OpenAI says it will be earmarking 20% of its resources to the new team and will leverage its previous studies to get a headstart. The firm is adopting a three-pronged strategy to create a “human-level automated alignment researcher” to “iteratively align superintelligence.”

OpenAI stated that it would achieve this through developing a scalable training model, validating the model, and using adversarial methods to stress test the alignment pipeline. Although the plan looks feasible on paper, OpenAI disclosed that the entire research hangs on the balance of probabilities, but it is still a risk worth taking.

“While this is an incredibly ambitious goal and we’re not guaranteed to succeed, we are optimistic that a focused, concerted effort can solve this problem,” OpenAI remarked.

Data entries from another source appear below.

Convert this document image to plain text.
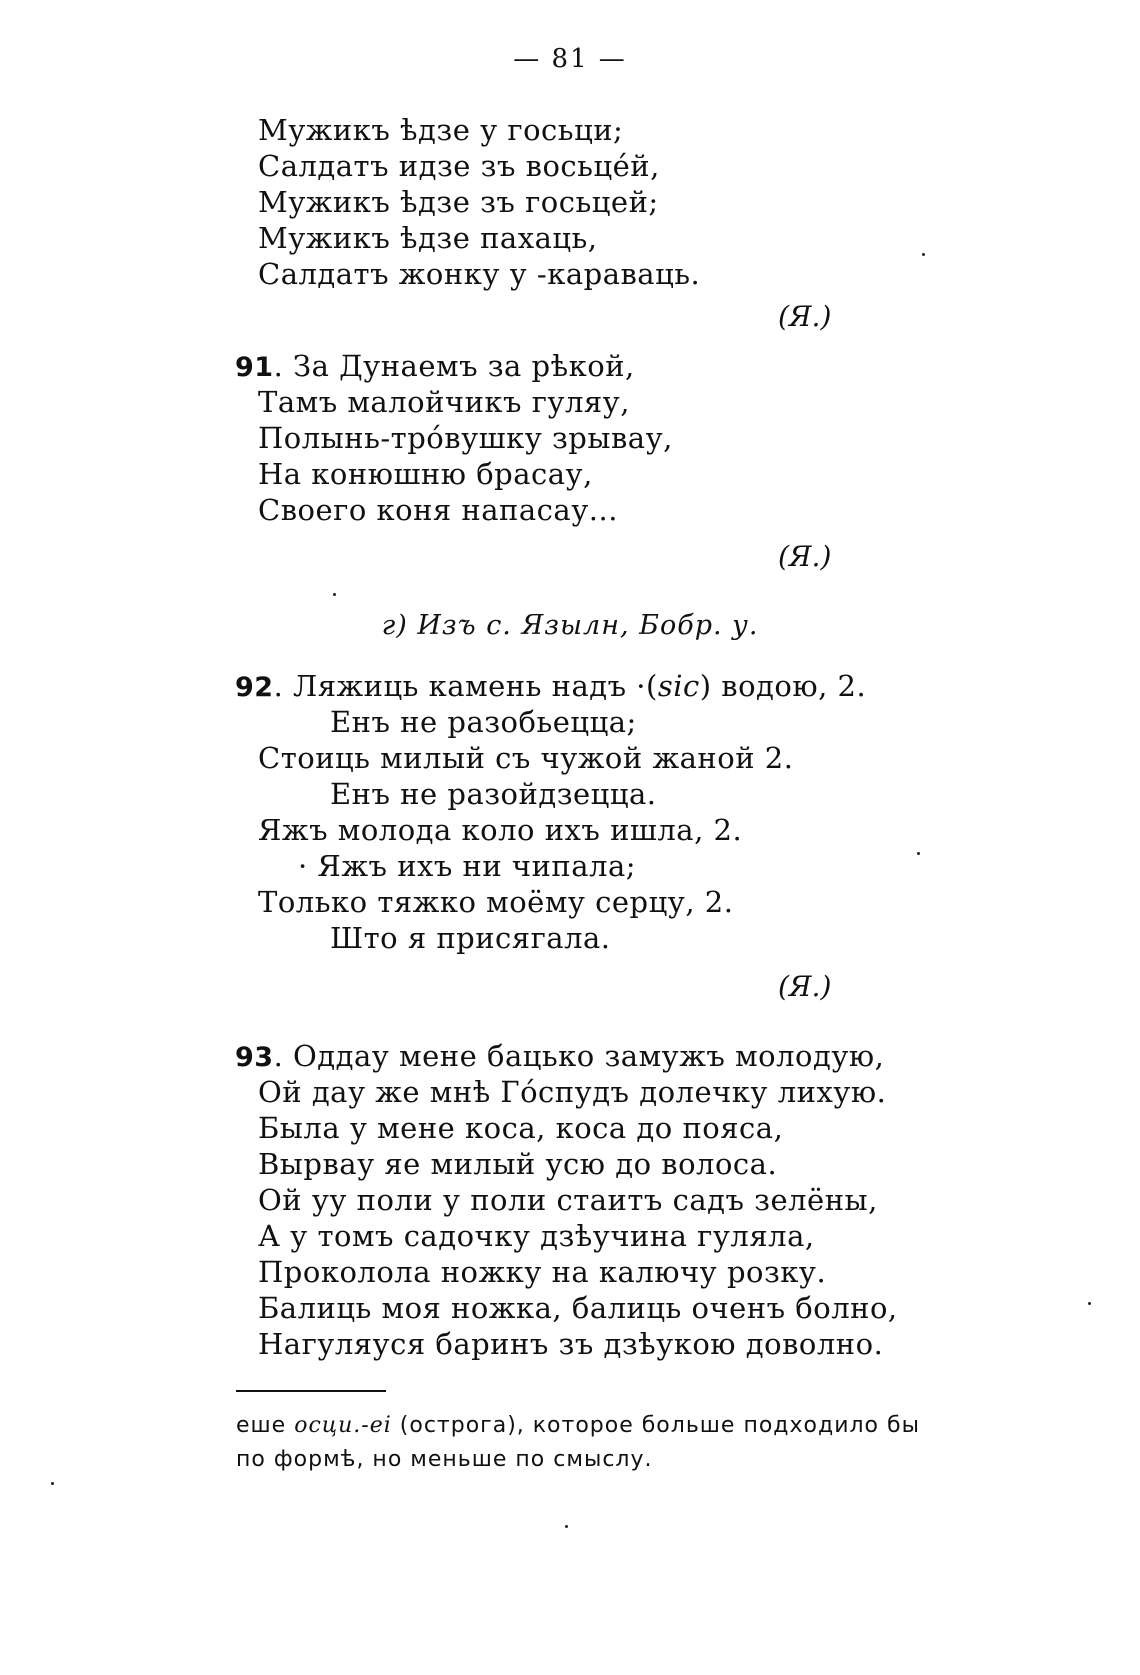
— 81 —
Мужикъ ѣдзе у госьци;
Салдатъ идзе зъ восьцéй,
Мужикъ ѣдзе зъ госьцей;
Мужикъ ѣдзе пахаць,
Салдатъ жонку у -караваць.
(Я.)
91. За Дунаемъ за рѣкой,
Тамъ малойчикъ гуляу,
Полынь-трóвушку зрывау,
На конюшню брасау,
Своего коня напасау...
(Я.)
г) Изъ с. Язылн, Бобр. у.
92. Ляжиць камень надъ ·(sic) водою, 2.
Енъ не разобьецца;
Стоиць милый съ чужой жаной 2.
Енъ не разойдзецца.
Яжъ молода коло ихъ ишла, 2.
· Яжъ ихъ ни чипала;
Только тяжко моёму серцу, 2.
Што я присягала.
(Я.)
93. Оддау мене бацько замужъ молодую,
Ой дау же мнѣ Гóспудъ долечку лихую.
Была у мене коса, коса до пояса,
Вырвау яе милый усю до волоса.
Ой уу поли у поли стаитъ садъ зелёны,
А у томъ садочку дзѣучина гуляла,
Проколола ножку на калючу розку.
Балиць моя ножка, балиць оченъ болно,
Нагуляуся баринъ зъ дзѣукою доволно.
еше осци.-ei (острога), которое больше подходило бы
по формѣ, но меньше по смыслу.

In June, OpenAI launched a $1 million grant to support researchers building projects in the intersection of cybersecurity and AI. The fund will be focused on “attack-minded” projects, with successful projects receiving up to $10,000 in direct funding.

OpenAI faces increasing regulatory scrutiny

Following the launch of ChatGPT-3 and its successor ChatGPT-4, OpenAI faced scathing opposition from regulators in the EU, coming within a hair’s breadth of being banned in Italy. Consumer groups and critics pointed out the risks posed by the generative AI platform to finance, Web3, security, news, and education sectors.

In the U.S., the company is facing a class action lawsuit bordering on the illegal scraping of the personal data of millions of individuals used in training its AI models. The plaintiffs allege that OpenAI was in breach of privacy and copyright laws for failing to seek the consent of individuals.

To smoothen strained relationships with regulators, OpenAI CEO Sam Altman met with EU authorities in Brussels to speak on the downsides of overregulation. Altman has since toured over 16 cities across three continents as the firm meanders its way through the minefield of regulatory uncertainty.